Le 16 avril, les États membres participant au réseau «Santé en ligne», soutenu par la Commission, ont adopté une boîte à outils à l'échelle de l'UE concernant les applications de traçage des contacts utilisées dans la lutte contre la COVID-19. Ils jettent ainsi les bases d’une approche paneuropéenne commune en matière d’applications de traçage des contacts et d’alerte. Le réseau «Santé en ligne» a adopté des lignes directrices en matière d’interopérabilité le 13 mai.
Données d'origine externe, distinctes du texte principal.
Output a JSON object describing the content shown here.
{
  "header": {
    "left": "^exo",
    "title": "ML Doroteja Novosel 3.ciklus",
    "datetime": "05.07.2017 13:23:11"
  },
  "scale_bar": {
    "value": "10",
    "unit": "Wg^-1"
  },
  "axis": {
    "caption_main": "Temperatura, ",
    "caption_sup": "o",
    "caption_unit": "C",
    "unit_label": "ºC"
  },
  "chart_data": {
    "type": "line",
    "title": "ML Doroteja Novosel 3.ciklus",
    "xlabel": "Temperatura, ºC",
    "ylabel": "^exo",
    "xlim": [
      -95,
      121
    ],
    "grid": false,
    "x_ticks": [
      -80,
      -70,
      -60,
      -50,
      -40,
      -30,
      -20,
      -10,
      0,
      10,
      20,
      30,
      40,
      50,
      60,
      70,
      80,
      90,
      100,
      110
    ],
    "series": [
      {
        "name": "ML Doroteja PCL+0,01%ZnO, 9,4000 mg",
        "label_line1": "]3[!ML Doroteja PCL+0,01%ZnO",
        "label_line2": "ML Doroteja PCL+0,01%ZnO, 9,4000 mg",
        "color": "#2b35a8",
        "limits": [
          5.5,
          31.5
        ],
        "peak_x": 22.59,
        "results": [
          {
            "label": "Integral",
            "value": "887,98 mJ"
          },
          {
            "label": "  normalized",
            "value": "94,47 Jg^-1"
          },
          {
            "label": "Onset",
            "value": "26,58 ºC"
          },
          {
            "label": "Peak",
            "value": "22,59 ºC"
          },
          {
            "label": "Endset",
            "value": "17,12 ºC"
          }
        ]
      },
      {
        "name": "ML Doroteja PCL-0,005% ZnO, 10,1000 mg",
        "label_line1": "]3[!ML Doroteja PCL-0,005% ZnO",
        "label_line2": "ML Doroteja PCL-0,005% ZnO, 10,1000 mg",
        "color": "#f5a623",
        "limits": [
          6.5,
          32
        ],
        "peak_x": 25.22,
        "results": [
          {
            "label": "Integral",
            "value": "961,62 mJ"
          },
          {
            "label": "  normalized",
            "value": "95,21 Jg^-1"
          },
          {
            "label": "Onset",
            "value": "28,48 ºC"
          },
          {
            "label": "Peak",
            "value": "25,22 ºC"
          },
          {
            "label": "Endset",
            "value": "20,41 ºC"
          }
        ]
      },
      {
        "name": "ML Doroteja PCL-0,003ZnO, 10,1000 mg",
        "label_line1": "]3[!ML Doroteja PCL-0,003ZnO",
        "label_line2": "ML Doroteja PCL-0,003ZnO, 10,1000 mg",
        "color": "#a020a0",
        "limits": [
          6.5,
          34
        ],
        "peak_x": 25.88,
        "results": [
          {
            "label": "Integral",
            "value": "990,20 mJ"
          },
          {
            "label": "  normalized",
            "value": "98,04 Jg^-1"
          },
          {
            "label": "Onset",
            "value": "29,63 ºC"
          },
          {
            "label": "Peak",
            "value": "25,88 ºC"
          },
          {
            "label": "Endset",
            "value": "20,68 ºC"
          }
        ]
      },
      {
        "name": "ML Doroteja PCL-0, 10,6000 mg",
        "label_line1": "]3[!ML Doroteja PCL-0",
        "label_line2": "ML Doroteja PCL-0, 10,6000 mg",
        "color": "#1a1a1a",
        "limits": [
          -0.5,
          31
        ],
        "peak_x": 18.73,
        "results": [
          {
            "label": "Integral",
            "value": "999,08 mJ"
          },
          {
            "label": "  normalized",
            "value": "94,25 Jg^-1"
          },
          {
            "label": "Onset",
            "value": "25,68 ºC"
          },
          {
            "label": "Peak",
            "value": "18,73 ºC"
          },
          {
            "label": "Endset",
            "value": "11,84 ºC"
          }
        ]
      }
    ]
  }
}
Celles-ci détaillent les besoins en matière d’interopérabilité à différents stades du flux de traçage des contacts.

S’appuyant sur le travail déjà mené, le réseau «Santé en ligne» a adopté en juin des spécifications techniques et des lignes directrices, qui définissent l’architecture d’une passerelle européenne d'interconnexion (European Federation Gateway Service), permettant l’échange de clés de traçage des contacts entre les États membres. Grâce à ce système, les citoyens voyageant dans les pays ayant rejoint la passerelle d'interconnexion ne devront installer qu’une seule application. Les modalités de traitement des données à caractère personnel dans la passerelle d'interconnexion ont été adoptées en juillet, dans le cadre de la modification de la décision d’exécution relative au réseau «Santé en ligne». Le développement et le déploiement de la passerelle d'interconnexion ont été achevés à la fin du mois de septembre. Les États membres vont pouvoir commencer à se connecter au système.